‘Space vandals’: West fumes as Russia hails satellite strike’s ‘razor-sharp precision’

·2-min read

Russia said on Tuesday it had conducted a weapons test that targeted an old Russian satellite with "razor-sharp precision" and denied allegations by the United States, France and NATO that the test had been dangerous for orbiting spacecraft.

US officials said Monday's test had generated a debris field in low-Earth orbit that endangered the International Space Station (ISS) and that would pose a hazard to space activities for years.

The four Americans, one German and two Russians on board the ISS were forced to briefly seek shelter in their docked capsules because of debris released by the explosion.

At least 1,500 pieces of the destroyed satellite were sizeable enough to show up on radar and with telescopes, said the US State Department. Countless other fragments were too small to track, yet still posed a danger to the space station as well as orbiting satellites.

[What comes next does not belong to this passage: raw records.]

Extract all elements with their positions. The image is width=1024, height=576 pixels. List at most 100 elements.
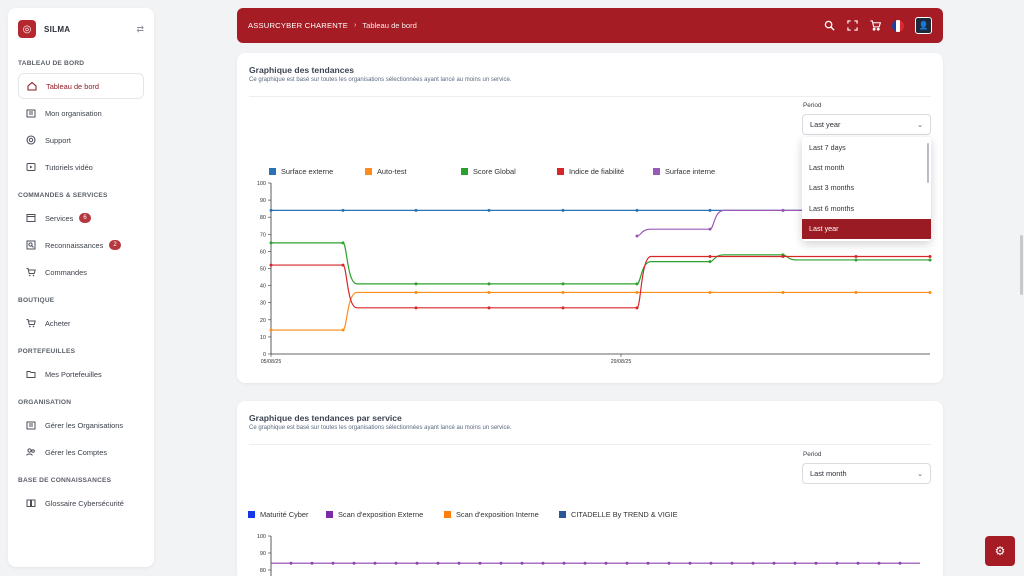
help-fab-button[interactable]: ⚙ [985, 536, 1015, 566]
data-point [928, 290, 932, 294]
data-point [877, 561, 881, 565]
home-icon [27, 81, 37, 91]
data-point [478, 561, 482, 565]
sidebar-section-title: BOUTIQUE [18, 297, 55, 304]
y-tick-label: 40 [260, 284, 266, 290]
legend-item[interactable]: Indice de fiabilité [557, 167, 624, 176]
sidebar-item-label: Tutoriels vidéo [45, 162, 93, 172]
data-point [414, 306, 418, 310]
dropdown-option[interactable]: Last 3 months [809, 183, 855, 193]
fullscreen-icon[interactable] [846, 20, 858, 32]
data-point [414, 282, 418, 286]
legend-item[interactable]: Surface externe [269, 167, 333, 176]
period-select[interactable]: Last month ⌄ [802, 463, 931, 484]
dropdown-option[interactable]: Last 6 months [809, 203, 855, 213]
legend-swatch [557, 168, 564, 175]
box-icon [26, 213, 36, 223]
dropdown-option[interactable]: Last 7 days [809, 142, 846, 152]
data-point [854, 290, 858, 294]
y-tick-label: 0 [263, 352, 266, 358]
legend-swatch [559, 511, 566, 518]
legend-label: Surface externe [281, 167, 334, 176]
legend-swatch [365, 168, 372, 175]
series-line [271, 255, 930, 309]
legend-item[interactable]: Scan d'exposition Interne [444, 510, 539, 519]
sidebar-item-mes-portefeuilles[interactable]: Mes Portefeuilles [18, 361, 144, 387]
sidebar-section-title: PORTEFEUILLES [18, 348, 76, 355]
avatar[interactable]: 👤 [915, 17, 932, 34]
legend-swatch [248, 511, 255, 518]
legend-item[interactable]: Score Global [461, 167, 516, 176]
sidebar-item-g-rer-les-comptes[interactable]: Gérer les Comptes [18, 439, 144, 465]
dropdown-scrollbar[interactable] [927, 143, 929, 183]
legend-label: Auto-test [377, 167, 407, 176]
data-point [414, 290, 418, 294]
data-point [772, 561, 776, 565]
data-point [487, 290, 491, 294]
data-point [854, 255, 858, 259]
dropdown-option[interactable]: Last year [802, 218, 931, 239]
data-point [541, 561, 545, 565]
lifebuoy-icon [26, 135, 36, 145]
dropdown-option[interactable]: Last month [809, 163, 845, 173]
legend-label: Scan d'exposition Externe [338, 510, 424, 519]
sidebar-item-mon-organisation[interactable]: Mon organisation [18, 100, 144, 126]
data-point [561, 306, 565, 310]
y-tick-label: 100 [257, 534, 266, 540]
sidebar-item-label: Glossaire Cybersécurité [45, 498, 124, 508]
legend-item[interactable]: Scan d'exposition Externe [326, 510, 423, 519]
legend-swatch [269, 168, 276, 175]
data-point [667, 561, 671, 565]
sidebar-item-glossaire-cybers-curit-[interactable]: Glossaire Cybersécurité [18, 490, 144, 516]
service-line-chart: 80 90 100 [257, 534, 920, 576]
breadcrumb-separator: › [354, 22, 357, 29]
sidebar-item-tutoriels-vid-o[interactable]: Tutoriels vidéo [18, 154, 144, 180]
data-point [708, 208, 712, 212]
sidebar-item-reconnaissances[interactable]: Reconnaissances 2 [18, 232, 144, 258]
sidebar-section-title: TABLEAU DE BORD [18, 60, 85, 67]
sidebar-item-commandes[interactable]: Commandes [18, 259, 144, 285]
sidebar-item-acheter[interactable]: Acheter [18, 310, 144, 336]
legend-label: Score Global [473, 167, 516, 176]
sidebar-item-g-rer-les-organisations[interactable]: Gérer les Organisations [18, 412, 144, 438]
breadcrumb-org[interactable]: ASSURCYBER CHARENTE [248, 21, 349, 30]
data-point [310, 561, 314, 565]
sidebar-nav: TABLEAU DE BORD Tableau de bord Mon organi… [8, 60, 154, 516]
flag-fr-icon[interactable] [892, 19, 904, 32]
data-point [793, 561, 797, 565]
cart-icon[interactable] [869, 20, 881, 32]
search-icon[interactable] [823, 20, 835, 32]
y-tick-label: 100 [257, 181, 266, 187]
data-point [289, 561, 293, 565]
data-point [415, 561, 419, 565]
legend-item[interactable]: Maturité Cyber [248, 510, 308, 519]
data-point [688, 561, 692, 565]
search-doc-icon [26, 240, 36, 250]
sidebar-toggle-icon[interactable]: ⇄ [136, 23, 144, 34]
data-point [341, 328, 345, 332]
data-point [487, 282, 491, 286]
period-select-value: Last month [810, 469, 847, 478]
data-point [583, 561, 587, 565]
period-label: Period [803, 451, 822, 458]
sidebar-item-services[interactable]: Services 6 [18, 205, 144, 231]
page-scrollbar[interactable] [1020, 235, 1023, 295]
data-point [487, 306, 491, 310]
legend-item[interactable]: Auto-test [365, 167, 407, 176]
data-point [928, 255, 932, 259]
building-icon [26, 108, 36, 118]
sidebar-item-label: Tableau de bord [46, 81, 100, 91]
data-point [781, 255, 785, 259]
y-tick-label: 90 [260, 198, 266, 204]
data-point [708, 260, 712, 264]
data-point [561, 282, 565, 286]
sidebar-item-label: Support [45, 135, 71, 145]
period-select[interactable]: Last year ⌄ [802, 114, 931, 135]
legend-item[interactable]: Surface interne [653, 167, 715, 176]
data-point [341, 208, 345, 212]
sidebar-item-tableau-de-bord[interactable]: Tableau de bord [18, 73, 144, 99]
sidebar-item-support[interactable]: Support [18, 127, 144, 153]
legend-swatch [444, 511, 451, 518]
legend-swatch [653, 168, 660, 175]
legend-item[interactable]: CITADELLE By TREND & VIGIE [559, 510, 678, 519]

NATO Secretary-General Jens Stoltenberg said the test was reckless, posed a threat to the ISS and an orbiting Chinese spacecraft, and showed Russia was developing new weapons systems.

In a joint statement, France's defence and foreign ministries said the test was "destabilising, irresponsible and likely to have consequences for a very long time in the space environment and for all actors in space."

In an earlier tweet, French Defence Minister Florence Parly lashed out at “space vandals” who “generat[e] debris that pollutes and puts our astronauts and satellites in danger.”

Dismissing the criticism, Russia's defence ministry said the debris from the test had not posed a threat to the ISS, and that Washington knew this.

"We did indeed successfully test a promising system. It hit the old satellite with razor-sharp precision. The fragments that formed pose no threat to space activity," Defence Minister Sergei Shoigu was quoted as saying by the RIA news agency.

The target was a non-operational spacecraft, Tselina-D, that had been in orbit since 1982, the ministry said in a statement. It said the United States, China and India had conducted similar tests in the past.

The defence ministry said Russia was forced to beef up its defence capabilities because of weapons tests by the United States and Washington's decision to establish a space force in 2020.

Moscow said it had sought an agreement to stop weapons being deployed in space for years, but that Washington and its allies had blocked the deal at the United Nations.